If your SSH key is password-protected then you'll need to use something else.

This said, there is usually a way to use SFTP in most GUIs. On Ubuntu 16.04, Nautilus has an "Connect to Server" button (there's a similar function in most of the other GUI file browsers) where you can specify sftp://user@remotelocation:22/path/on/server and it should integrate with the ssh-agent tool that is usually already running and indexing your keys. That should then just 'work' without having to do anything funny, and obeys the SFTP rules.

  • 1
    Well, I added my private key file in the FileZilla settings and no luck. I get the same error still. I get a permission denied error when using the file browser.

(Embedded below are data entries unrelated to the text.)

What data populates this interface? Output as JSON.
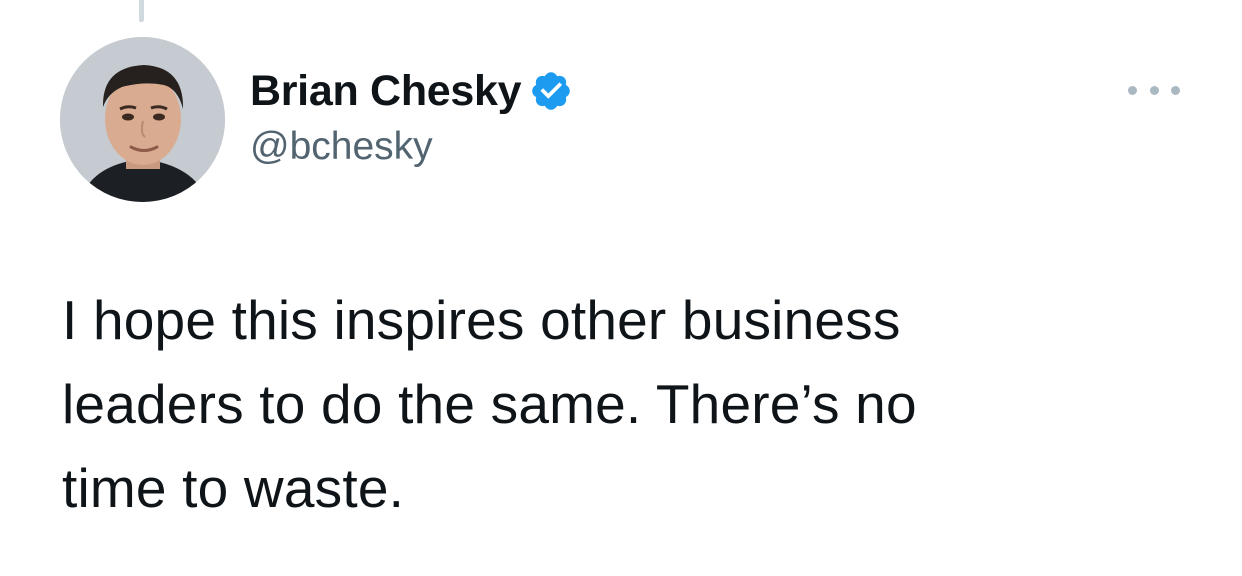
{
  "tweet": {
    "author": {
      "display_name": "Brian Chesky",
      "handle": "@bchesky",
      "verified": true,
      "verified_icon": "verified-badge-icon",
      "avatar_icon": "profile-photo"
    },
    "more_icon": "more-options-icon",
    "text": "I hope this inspires other business\nleaders to do the same. There’s no\ntime to waste."
  },
  "colors": {
    "text_primary": "#0f1419",
    "text_secondary": "#536471",
    "verified_blue": "#1d9bf0",
    "thread_line": "#cfd9de",
    "dots": "#aab8c2"
  }
}
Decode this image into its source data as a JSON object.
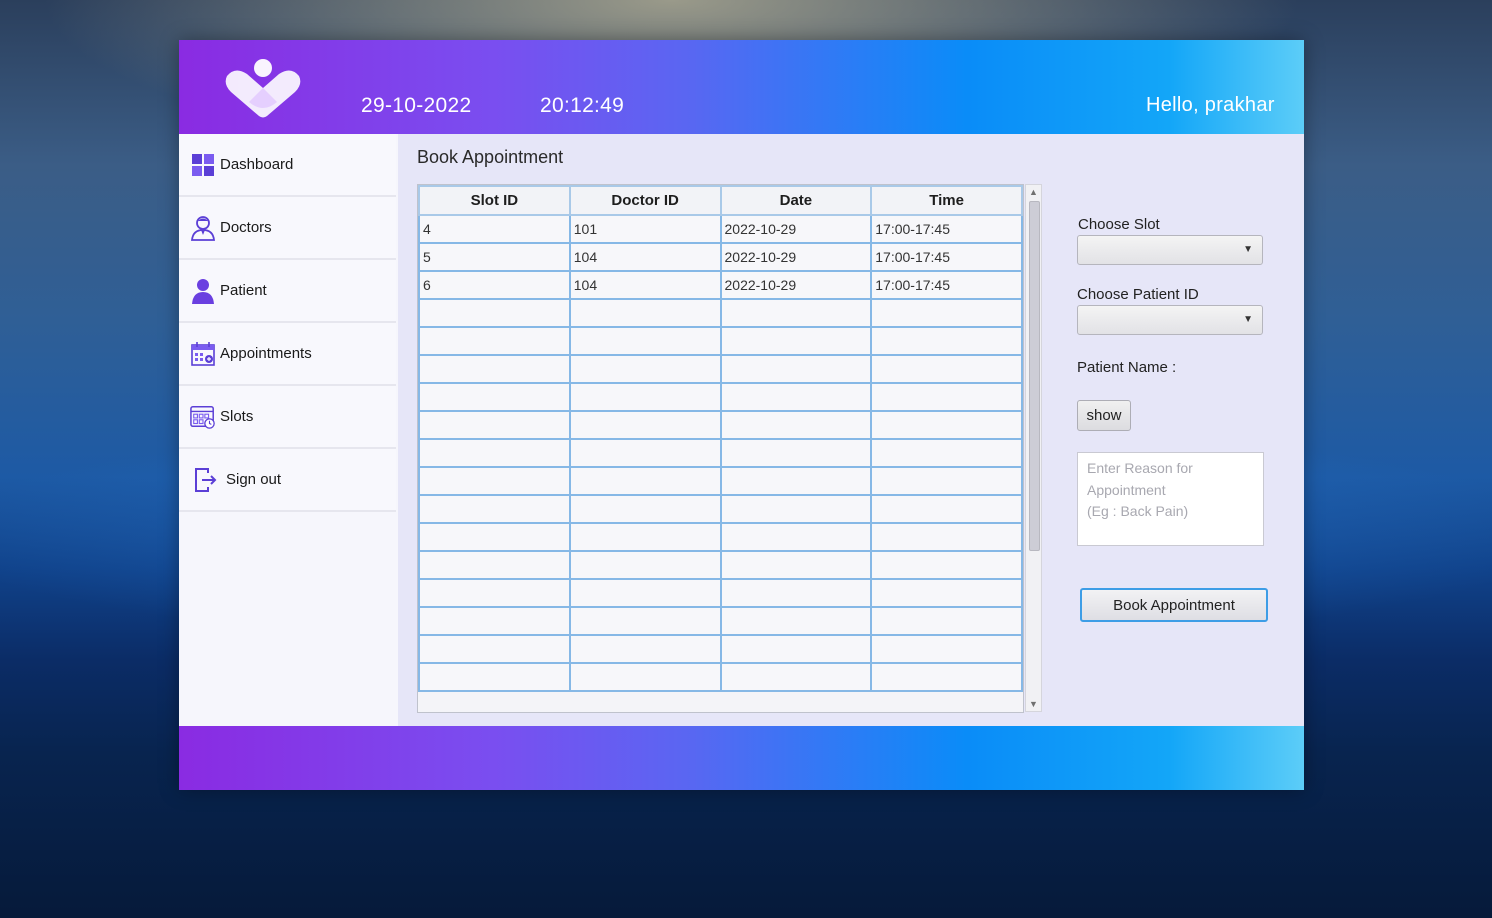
{
  "header": {
    "date": "29-10-2022",
    "time": "20:12:49",
    "greeting": "Hello, prakhar",
    "logo_icon": "heart-logo-icon",
    "gradient_colors": [
      "#8a2be2",
      "#0a8cf8",
      "#5ccdf8"
    ]
  },
  "sidebar": {
    "items": [
      {
        "label": "Dashboard",
        "icon": "dashboard-grid-icon"
      },
      {
        "label": "Doctors",
        "icon": "doctor-icon"
      },
      {
        "label": "Patient",
        "icon": "person-icon"
      },
      {
        "label": "Appointments",
        "icon": "calendar-icon"
      },
      {
        "label": "Slots",
        "icon": "slots-calendar-icon"
      },
      {
        "label": "Sign out",
        "icon": "sign-out-icon"
      }
    ]
  },
  "main": {
    "title": "Book Appointment",
    "table": {
      "columns": [
        "Slot ID",
        "Doctor ID",
        "Date",
        "Time"
      ],
      "rows": [
        [
          "4",
          "101",
          "2022-10-29",
          "17:00-17:45"
        ],
        [
          "5",
          "104",
          "2022-10-29",
          "17:00-17:45"
        ],
        [
          "6",
          "104",
          "2022-10-29",
          "17:00-17:45"
        ],
        [
          "",
          "",
          "",
          ""
        ],
        [
          "",
          "",
          "",
          ""
        ],
        [
          "",
          "",
          "",
          ""
        ],
        [
          "",
          "",
          "",
          ""
        ],
        [
          "",
          "",
          "",
          ""
        ],
        [
          "",
          "",
          "",
          ""
        ],
        [
          "",
          "",
          "",
          ""
        ],
        [
          "",
          "",
          "",
          ""
        ],
        [
          "",
          "",
          "",
          ""
        ],
        [
          "",
          "",
          "",
          ""
        ],
        [
          "",
          "",
          "",
          ""
        ],
        [
          "",
          "",
          "",
          ""
        ],
        [
          "",
          "",
          "",
          ""
        ],
        [
          "",
          "",
          "",
          ""
        ]
      ]
    },
    "form": {
      "choose_slot_label": "Choose Slot",
      "choose_slot_value": "",
      "choose_patient_label": "Choose Patient ID",
      "choose_patient_value": "",
      "patient_name_label": "Patient Name :",
      "show_button": "show",
      "reason_placeholder": "Enter Reason for\nAppointment\n(Eg : Back Pain)",
      "book_button": "Book Appointment"
    }
  }
}
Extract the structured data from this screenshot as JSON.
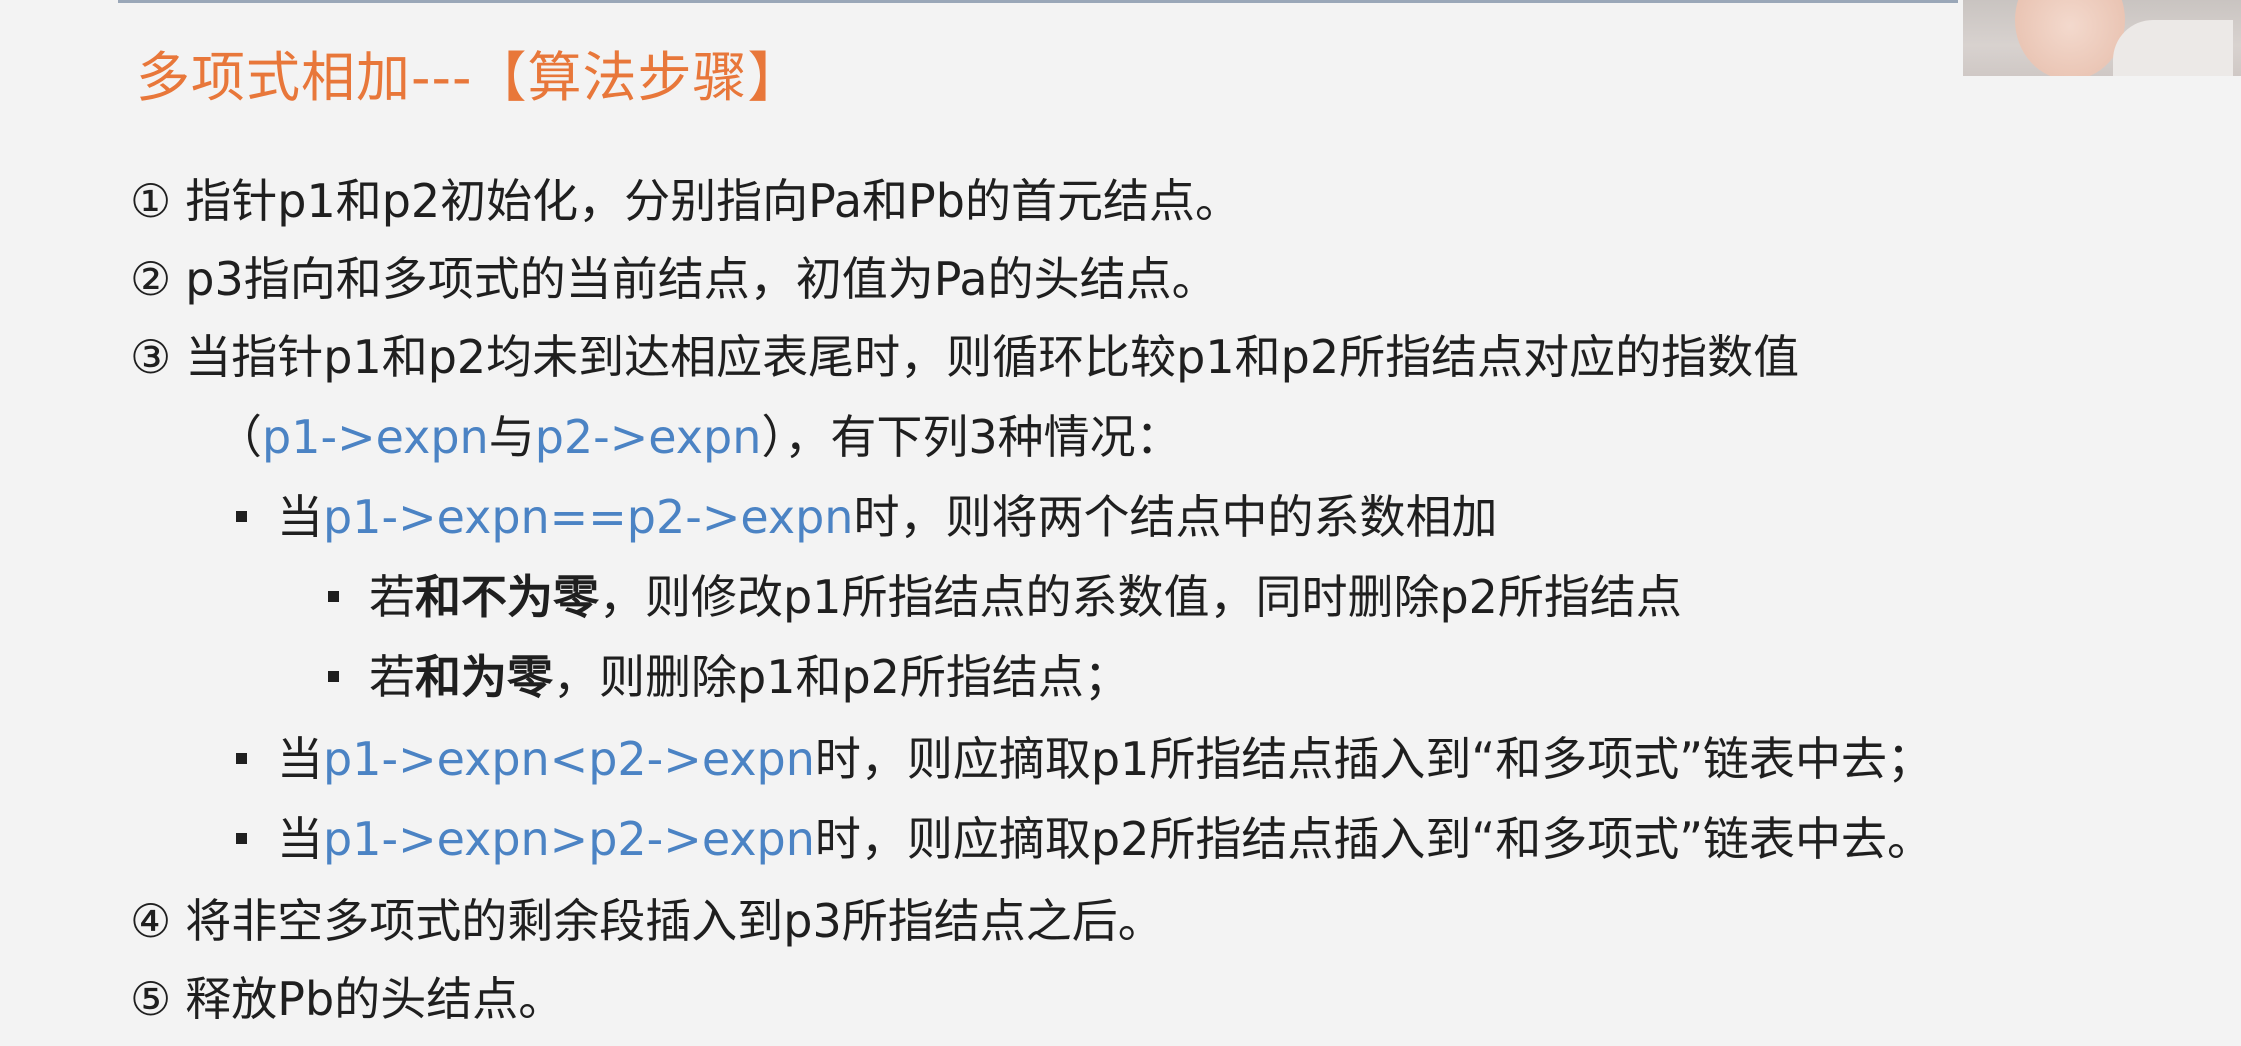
{
  "title": "多项式相加---【算法步骤】",
  "steps": {
    "s1": {
      "num": "①",
      "text": "指针p1和p2初始化，分别指向Pa和Pb的首元结点。"
    },
    "s2": {
      "num": "②",
      "text": "p3指向和多项式的当前结点，初值为Pa的头结点。"
    },
    "s3": {
      "num": "③",
      "text": "当指针p1和p2均未到达相应表尾时，则循环比较p1和p2所指结点对应的指数值",
      "cont": {
        "open": "（",
        "code1": "p1->expn",
        "mid": "与",
        "code2": "p2->expn",
        "rest": "），有下列3种情况："
      }
    },
    "cases": {
      "eq": {
        "pre": "当",
        "code": "p1->expn==p2->expn",
        "post": "时，则将两个结点中的系数相加"
      },
      "nonzero": {
        "pre": "若",
        "bold": "和不为零",
        "post": "，则修改p1所指结点的系数值，同时删除p2所指结点"
      },
      "zero": {
        "pre": "若",
        "bold": "和为零",
        "post": "，则删除p1和p2所指结点；"
      },
      "lt": {
        "pre": "当",
        "code": "p1->expn<p2->expn",
        "post": "时，则应摘取p1所指结点插入到“和多项式”链表中去；"
      },
      "gt": {
        "pre": "当",
        "code": "p1->expn>p2->expn",
        "post": "时，则应摘取p2所指结点插入到“和多项式”链表中去。"
      }
    },
    "s4": {
      "num": "④",
      "text": "将非空多项式的剩余段插入到p3所指结点之后。"
    },
    "s5": {
      "num": "⑤",
      "text": "释放Pb的头结点。"
    }
  },
  "colors": {
    "title": "#e8773a",
    "code": "#4b83c4",
    "text": "#1f1f1f",
    "background": "#f3f3f3"
  }
}
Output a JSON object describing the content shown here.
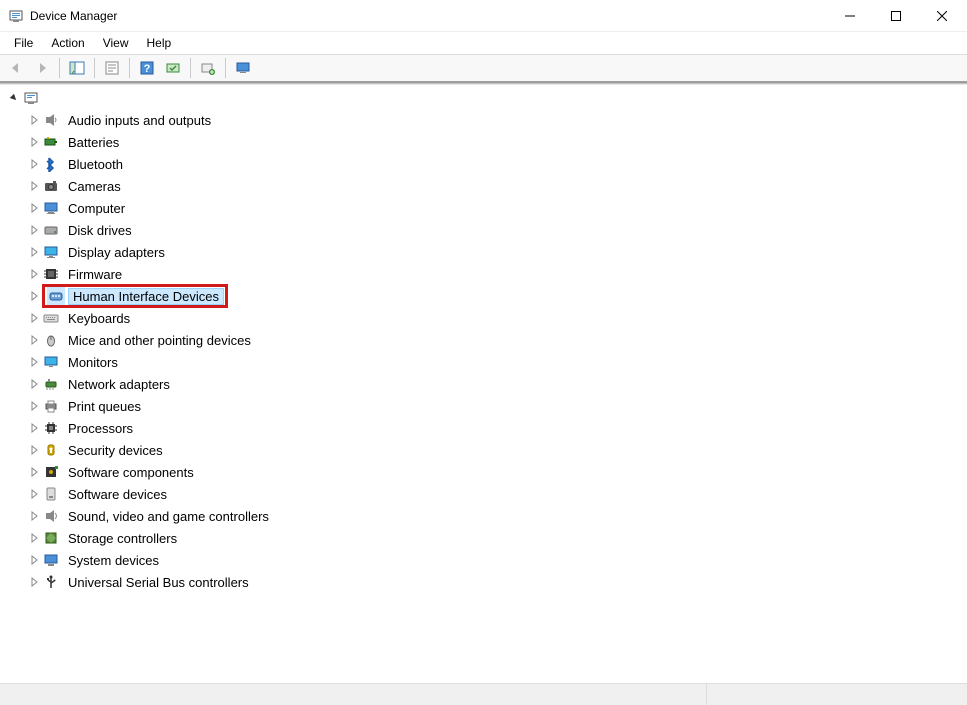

Commented Feb 6, 2018 at 18:52
  • @ChrisHansen and you're sure that the SSH key is actually the proper one or your user account, and that you're providing the proper user account for logon?
    – Thomas Ward
    Commented Feb 6, 2018 at 18:55
  • It's the only key I have on this computer. But actually I just tried logging in as a different user and that one actually worked. I'm a little bit new to this but are SSH keys tied to a specific user? Do I need to generate a new key for each user? Commented Feb 6, 2018 at 19:00
  • @ChrisHansen, Yes, you need a key [pair] for each user. (It might be copied from another user, but I suggest you have unique keys for each user).